You are probably going to have to sit next to someone creepy if you travel on public transit long enough. All of us,however, try to avoid this by giving off unspoken cues to potential seatmates so they move along and sit next to some other unlucky soul. In this piece Stephanie Medley-Rath recounts a recently perilous travel experience and explains how it illustrates what sociologists call openings and closings.
I was panicking. My eyes darted from side-to-side as I walked down the narrow aisle dividing the parallel rows of three blue seats on the Southwest Airplane that was taking my family home. “Every damn one of them, Geeze!” I screamed quietly under my breath. Row after row of seats were filled by a single passenger in the window seat and another in the aisle. My mouth dried at the social awkwardness of having to ask someone to move. You see, I was traveling with my preschool aged daughter and I’d be damned before I’d have her sit between strangers.
Finally one of the last rows toward the back of the plane was empty. A sense of relief wafted over me as my husband, daughter, and I buckled our seat belts.
“But wait, didn’t you have assigned seats?” you may be asking right now. No, we didn’t. On Southwest Airlines unlike other airlines, you are assigned to a boarding group, not an assigned seat. After that it’s a first-come-first-serve sit where you like kinda thing. Passengers jockey for position at the gate and when they announce your boarding group over the loud speaker it can turn into a kill or be killed dash down jetway to the plane entrance.
The social awkwardness of boarding doesn’t end there. Even if you manage to secure an acceptable seat, you then have to watch as those less fortunate negotiate their seating arrangement. Sure, it sounds like no biggie, it becomes excruciating as passenger after passenger comes to the realization that they will be traveling pressed between Johnny-music-blarring-through-headphones and Sally-skipped-her-shower.
Typically, a flight attendant will make an announcement that all the seats that are left are the middle seats, subtly encouraging people to just sit in the first empty seat he or she can find. When the passenger desperation was reaching it’s zenith the intercom first buzzed and then a distorted voice filled the cabin. “Good morning ladies and gentlemen, my name is Brenda [not her real name] and I’d like to welcome you to Flight 162 with service to Dallas.” Brenda’s tone pivoted to a sarcastic one as she continued, “At this time all of the aisle and window seats have been taken, but somehow the middle seat is available in nearly every row, huh? Please find one and take your seat as quickly as possible. At this time I’d also like all of the passengers who are already seated to quit avoiding eye contact with your fellow passengers who have yet to be seated.” A laugh blurted out of my mouth before my hand could cover my lips. I was not alone in laughing nor, apparently, was I the only one who was avoiding eye contact.

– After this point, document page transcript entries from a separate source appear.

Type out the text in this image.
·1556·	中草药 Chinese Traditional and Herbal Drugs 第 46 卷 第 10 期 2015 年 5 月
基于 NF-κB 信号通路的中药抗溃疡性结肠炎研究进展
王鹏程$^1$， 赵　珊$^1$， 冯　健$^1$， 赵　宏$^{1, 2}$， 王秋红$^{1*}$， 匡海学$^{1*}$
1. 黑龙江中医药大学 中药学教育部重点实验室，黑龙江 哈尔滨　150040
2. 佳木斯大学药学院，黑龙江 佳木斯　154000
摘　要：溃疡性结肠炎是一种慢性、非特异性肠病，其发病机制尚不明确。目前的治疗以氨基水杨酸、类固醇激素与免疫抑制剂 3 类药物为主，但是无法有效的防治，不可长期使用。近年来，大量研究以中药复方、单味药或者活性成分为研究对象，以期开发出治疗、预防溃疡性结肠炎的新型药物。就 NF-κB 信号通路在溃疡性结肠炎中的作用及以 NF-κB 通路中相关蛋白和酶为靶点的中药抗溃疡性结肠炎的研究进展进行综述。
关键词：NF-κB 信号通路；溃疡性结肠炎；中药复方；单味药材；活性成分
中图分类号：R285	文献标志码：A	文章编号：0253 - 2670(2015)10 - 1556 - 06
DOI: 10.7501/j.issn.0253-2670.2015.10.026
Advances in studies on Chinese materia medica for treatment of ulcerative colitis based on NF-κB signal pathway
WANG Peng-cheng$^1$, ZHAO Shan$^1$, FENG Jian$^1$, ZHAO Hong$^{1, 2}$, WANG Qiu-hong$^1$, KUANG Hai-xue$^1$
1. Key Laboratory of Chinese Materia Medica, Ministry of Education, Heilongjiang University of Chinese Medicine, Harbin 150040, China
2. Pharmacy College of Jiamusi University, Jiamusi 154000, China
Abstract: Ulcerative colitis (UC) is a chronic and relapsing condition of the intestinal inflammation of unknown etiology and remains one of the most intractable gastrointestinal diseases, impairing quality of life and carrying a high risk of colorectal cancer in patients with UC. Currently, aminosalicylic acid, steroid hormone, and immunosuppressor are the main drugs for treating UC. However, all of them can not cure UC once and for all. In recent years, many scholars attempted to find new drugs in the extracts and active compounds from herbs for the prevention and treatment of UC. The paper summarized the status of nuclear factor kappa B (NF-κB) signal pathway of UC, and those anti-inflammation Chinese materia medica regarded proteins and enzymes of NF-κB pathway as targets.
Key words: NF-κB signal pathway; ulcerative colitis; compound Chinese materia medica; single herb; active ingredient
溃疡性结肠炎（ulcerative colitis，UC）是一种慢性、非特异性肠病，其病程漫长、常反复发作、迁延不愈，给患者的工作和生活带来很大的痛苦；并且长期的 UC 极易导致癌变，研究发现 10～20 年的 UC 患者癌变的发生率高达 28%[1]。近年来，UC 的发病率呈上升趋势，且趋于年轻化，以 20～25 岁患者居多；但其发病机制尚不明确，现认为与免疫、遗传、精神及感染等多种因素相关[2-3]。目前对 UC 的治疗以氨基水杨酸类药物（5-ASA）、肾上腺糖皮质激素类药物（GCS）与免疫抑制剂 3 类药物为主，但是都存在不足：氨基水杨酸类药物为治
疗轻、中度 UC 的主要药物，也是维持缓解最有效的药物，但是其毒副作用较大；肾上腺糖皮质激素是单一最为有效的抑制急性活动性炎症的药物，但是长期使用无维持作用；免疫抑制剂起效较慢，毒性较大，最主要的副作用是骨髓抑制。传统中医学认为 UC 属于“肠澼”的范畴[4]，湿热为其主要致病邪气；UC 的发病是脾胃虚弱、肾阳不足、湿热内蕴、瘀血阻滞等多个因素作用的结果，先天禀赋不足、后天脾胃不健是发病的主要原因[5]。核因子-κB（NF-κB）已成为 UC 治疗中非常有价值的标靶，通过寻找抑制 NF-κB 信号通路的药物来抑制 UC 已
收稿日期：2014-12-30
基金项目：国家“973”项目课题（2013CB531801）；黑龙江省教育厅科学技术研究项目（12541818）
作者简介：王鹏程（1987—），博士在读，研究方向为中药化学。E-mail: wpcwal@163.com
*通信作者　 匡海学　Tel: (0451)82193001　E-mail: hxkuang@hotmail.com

Eye contact is often the first step in communicating with someone else. Symbolic-interactionists point out that we use “openings” to begin an interaction and “closings” to end it. Openings include everything from saying hello, waving, or clearing our throats with an ahem to get someone’s attention. Closings might include saying good-bye, standing up and moving toward the exit, or saying things like, “This was fun, we should do it again sometime soon.” These verbal and non-verbal cues help us navigate discussions and save us from having to be rude and say, “I’m done talking with you, kick rocks!”
Back to the plane. Eye contact is perhaps the most common form of an opening. When people walk down the aisle you avoid eye contact because the implication is that eye contact communicates that you are open to having someone sit next to you. Eye contact is a gesture that we use to communicate. The hilarious flight attendant’s point was that the plane will be full and someone will sit next to you no matter what form of nonverbal communication you give off to discourage someone from sitting next to you.
Airplanes are not the only spaces where avoiding eye contact means something in terms of where passengers sit. Esther Kim recently published her sociological research on travel norms of Greyhound passengers finding that Greyhound passengers also avoid eye contact, among other nonverbal cues, to prevent passengers from becoming seatmates.
So the next time you’re on a Southwest flight, keep an eye out for people keeping their eyes down. (Do you see what I did there? That last sentence is similar to a closing. I am communicating that I am done talking with you.)
Dig Deeper:
- How do you decide where to sit in public spaces? What cues besides eye contact to you consider when deciding where to sit?
- Come up with a list of five openings and five closings that we use in conversations everyday. Please don’t use any discussed in this article.
- What nonverbal cues do you give others to encourage or discourage them from sitting next to you?
- Read about Ester Kim’s Greyhound study here. Can you think of other public spaces where people want to be left alone? Are the norms of “civil inattention” evident in this space? Why or why not?